Scoop’s agentic ML models moved far beyond simple averages or static dashboards by exposing non-intuitive, multi-dimensional electricity usage patterns. For example, a precise and repeatable spike was found at 4:00 AM on Fridays in October—strongly suggesting a scheduled process or automated system kicking in, easily missed by conventional reporting. Winter weekday mornings, specifically at 7:00 AM, reliably triggered high to very high usage, confirming how targeted operational windows drive aggregate consumption peaks. Another subtle finding: while weekends generally ran higher, Sunday usage in February exhibited an especially pronounced peak, hinting at occupancy or behavioral changes unique to that timeframe. Transitional weeks, such as late July/early August or the shift from fall to winter, mapped clear but otherwise hidden changes in demand profiles, showing how granular time-series segmentation can pinpoint ideal windows for intervention. Traditional BI, reliant on manual slicing or basic pivot tables, typically cannot expose these granular, context-aware micro-patterns—demonstrating the transformative impact of Scoop’s ML-led automation.

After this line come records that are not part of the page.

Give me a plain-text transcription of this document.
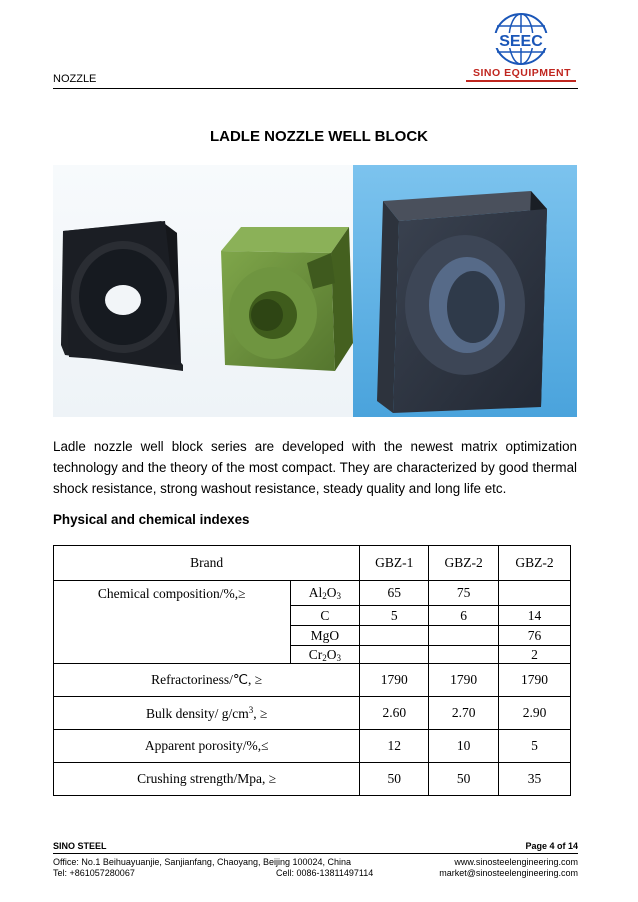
SEEC
SINO EQUIPMENT
NOZZLE
LADLE NOZZLE WELL BLOCK
Ladle nozzle well block series are developed with the newest matrix optimization technology and the theory of the most compact. They are characterized by good thermal shock resistance, strong washout resistance, steady quality and long life etc.
Physical and chemical indexes
Brand		GBZ-1	GBZ-2	GBZ-2
Chemical composition/%,≥	$Al_2O_3$	65	75	
	C	5	6	14
	MgO			76
	$Cr_2O_3$			2
Refractoriness/℃, ≥		1790	1790	1790
Bulk density/ $g/cm^3$, ≥		2.60	2.70	2.90
Apparent porosity/%,≤		12	10	5
Crushing strength/Mpa, ≥		50	50	35
SINO STEEL	Page 4 of 14
Office: No.1 Beihuayuanjie, Sanjianfang, Chaoyang, Beijing 100024, China	www.sinosteelengineering.com
Tel: +861057280067	Cell: 0086-13811497114	market@sinosteelengineering.com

Armed with these deep insights, energy managers can now implement targeted load-shifting strategies—such as rescheduling non-essential operations away from winter morning peaks, fine-tuning heating controls, and reviewing automated equipment schedules prone to causing outlier spikes. There is a compelling case for modifying weekend occupancy patterns or offering tailored energy-saving guidance for high-use periods. The AI-identified windows of stable, predictable usage provide confidence for automating smart demand response or setting more aggressive efficiency goals. Planned next steps include the roll-out of year-over-year benchmarking, continued real-time monitoring, and integrating weather or operational event data for even deeper drivers of usage patterns—all using Scoop’s automated, no-code analytic capabilities.